We know this because Banting published a sixteen-page pamphlet describing his dietary experience in 1863—Letter on Corpulence, Addressed to the Public—promptly launching the first popular diet craze, known farther and wider than Banting could have imagined as Bantingism. His Letter on Corpulence was widely translated and sold particularly well in the United States, Germany, Austria, and France, where according to the British Medical Journal, “the emperor of the French is trying the Banting system and is said to have already profited greatly thereby.” Within a year, “Banting” had entered the English language as a verb meaning “to diet.” “If he is gouty, obese, and nervous, we strongly recommend him to ‘bant,’” suggested the Pall Mall Gazette in June 1865.

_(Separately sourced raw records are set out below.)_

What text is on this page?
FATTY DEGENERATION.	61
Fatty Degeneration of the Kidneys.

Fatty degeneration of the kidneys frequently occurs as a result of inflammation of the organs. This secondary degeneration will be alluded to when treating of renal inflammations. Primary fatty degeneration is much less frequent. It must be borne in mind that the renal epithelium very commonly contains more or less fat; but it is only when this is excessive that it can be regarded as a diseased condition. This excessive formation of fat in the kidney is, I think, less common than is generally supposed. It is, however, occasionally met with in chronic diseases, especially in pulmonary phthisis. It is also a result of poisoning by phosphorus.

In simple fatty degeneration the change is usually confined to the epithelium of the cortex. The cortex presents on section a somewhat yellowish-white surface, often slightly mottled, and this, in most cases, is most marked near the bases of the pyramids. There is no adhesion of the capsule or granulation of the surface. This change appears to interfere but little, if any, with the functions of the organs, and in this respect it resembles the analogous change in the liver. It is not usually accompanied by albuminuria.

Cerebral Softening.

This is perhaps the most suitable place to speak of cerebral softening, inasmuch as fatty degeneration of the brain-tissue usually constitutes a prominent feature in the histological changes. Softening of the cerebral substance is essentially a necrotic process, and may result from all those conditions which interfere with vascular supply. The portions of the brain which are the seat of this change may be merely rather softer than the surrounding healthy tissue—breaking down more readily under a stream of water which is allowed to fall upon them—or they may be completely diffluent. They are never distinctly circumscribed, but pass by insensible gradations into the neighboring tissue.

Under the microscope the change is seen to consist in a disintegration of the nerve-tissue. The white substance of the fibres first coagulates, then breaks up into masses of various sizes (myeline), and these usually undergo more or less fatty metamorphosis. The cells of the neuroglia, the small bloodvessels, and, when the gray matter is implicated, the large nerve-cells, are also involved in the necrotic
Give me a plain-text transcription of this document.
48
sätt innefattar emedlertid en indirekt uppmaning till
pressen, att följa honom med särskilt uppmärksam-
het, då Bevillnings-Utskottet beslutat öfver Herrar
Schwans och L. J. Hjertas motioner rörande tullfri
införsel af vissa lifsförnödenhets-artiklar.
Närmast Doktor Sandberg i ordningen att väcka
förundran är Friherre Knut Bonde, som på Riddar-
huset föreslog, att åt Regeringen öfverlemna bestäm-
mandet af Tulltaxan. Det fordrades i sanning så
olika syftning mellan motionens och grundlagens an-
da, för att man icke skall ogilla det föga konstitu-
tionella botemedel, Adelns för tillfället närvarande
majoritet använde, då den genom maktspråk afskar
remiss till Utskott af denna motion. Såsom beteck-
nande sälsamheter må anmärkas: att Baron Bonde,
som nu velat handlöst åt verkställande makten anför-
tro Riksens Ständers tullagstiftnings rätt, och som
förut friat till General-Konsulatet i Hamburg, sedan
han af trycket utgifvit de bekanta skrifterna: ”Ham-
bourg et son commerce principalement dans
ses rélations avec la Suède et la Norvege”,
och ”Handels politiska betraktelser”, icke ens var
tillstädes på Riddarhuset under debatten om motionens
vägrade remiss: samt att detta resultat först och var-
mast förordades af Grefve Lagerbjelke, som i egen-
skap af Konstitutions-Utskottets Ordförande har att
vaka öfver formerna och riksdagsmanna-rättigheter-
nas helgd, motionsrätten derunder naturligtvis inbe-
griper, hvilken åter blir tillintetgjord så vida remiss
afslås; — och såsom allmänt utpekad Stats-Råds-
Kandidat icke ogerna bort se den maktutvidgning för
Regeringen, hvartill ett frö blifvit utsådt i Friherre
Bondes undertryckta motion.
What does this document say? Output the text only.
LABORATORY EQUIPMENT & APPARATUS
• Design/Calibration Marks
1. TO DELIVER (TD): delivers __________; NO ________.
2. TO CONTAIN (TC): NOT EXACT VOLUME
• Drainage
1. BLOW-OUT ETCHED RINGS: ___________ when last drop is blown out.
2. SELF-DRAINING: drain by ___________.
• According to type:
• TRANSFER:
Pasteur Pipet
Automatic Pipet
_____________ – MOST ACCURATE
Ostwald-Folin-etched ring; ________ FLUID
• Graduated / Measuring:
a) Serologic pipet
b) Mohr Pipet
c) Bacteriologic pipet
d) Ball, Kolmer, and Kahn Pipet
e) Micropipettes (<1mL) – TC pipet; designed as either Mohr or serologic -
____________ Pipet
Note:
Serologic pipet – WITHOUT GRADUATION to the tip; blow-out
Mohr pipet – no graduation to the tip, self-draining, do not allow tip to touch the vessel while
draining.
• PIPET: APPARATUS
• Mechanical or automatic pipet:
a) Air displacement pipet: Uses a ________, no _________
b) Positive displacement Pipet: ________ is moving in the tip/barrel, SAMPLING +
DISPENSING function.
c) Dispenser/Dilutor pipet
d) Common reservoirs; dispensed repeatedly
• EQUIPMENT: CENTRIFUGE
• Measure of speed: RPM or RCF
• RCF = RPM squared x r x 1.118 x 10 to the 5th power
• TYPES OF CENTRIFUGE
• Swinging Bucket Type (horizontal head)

The medical community of Banting’s day didn’t quite know what to make of him or his diet. Correspondents to the British Medical Journal seemed occasionally open-minded, albeit suitably skeptical; a formal paper was presented on the efficacy and safety of Banting’s diet at the 1864 meeting of the British Medical Association. Others did what members of established societies often do when confronted with a radical new concept: they attacked both the message and the messenger. The editors of The Lancet, which is to the BMJ what Newsweek is to Time, were particularly ruthless. First, they insisted that Banting’s diet was old news, which it was, although Banting never claimed otherwise. The medical literature, wrote The Lancet, “is tolerably complete, and supplies abundant evidence that all which Mr. Banting advises has been written over and over again.” Banting responded that this might well have been so, but it was news to him and other corpulent individuals.
In fact, Banting properly acknowledged his medical adviser Harvey, and in later editions of his pamphlet he apologized for not being familiar with the three Frenchmen who probably should have gotten credit: Claude Bernard, Jean Anthelme Brillat-Savarin, and Jean-François Dancel. (Banting neglected to mention his countrymen Alfred William Moore and John Harvey, who published treatises on similar meaty, starch-free diets in 1860 and 1861 respectively.)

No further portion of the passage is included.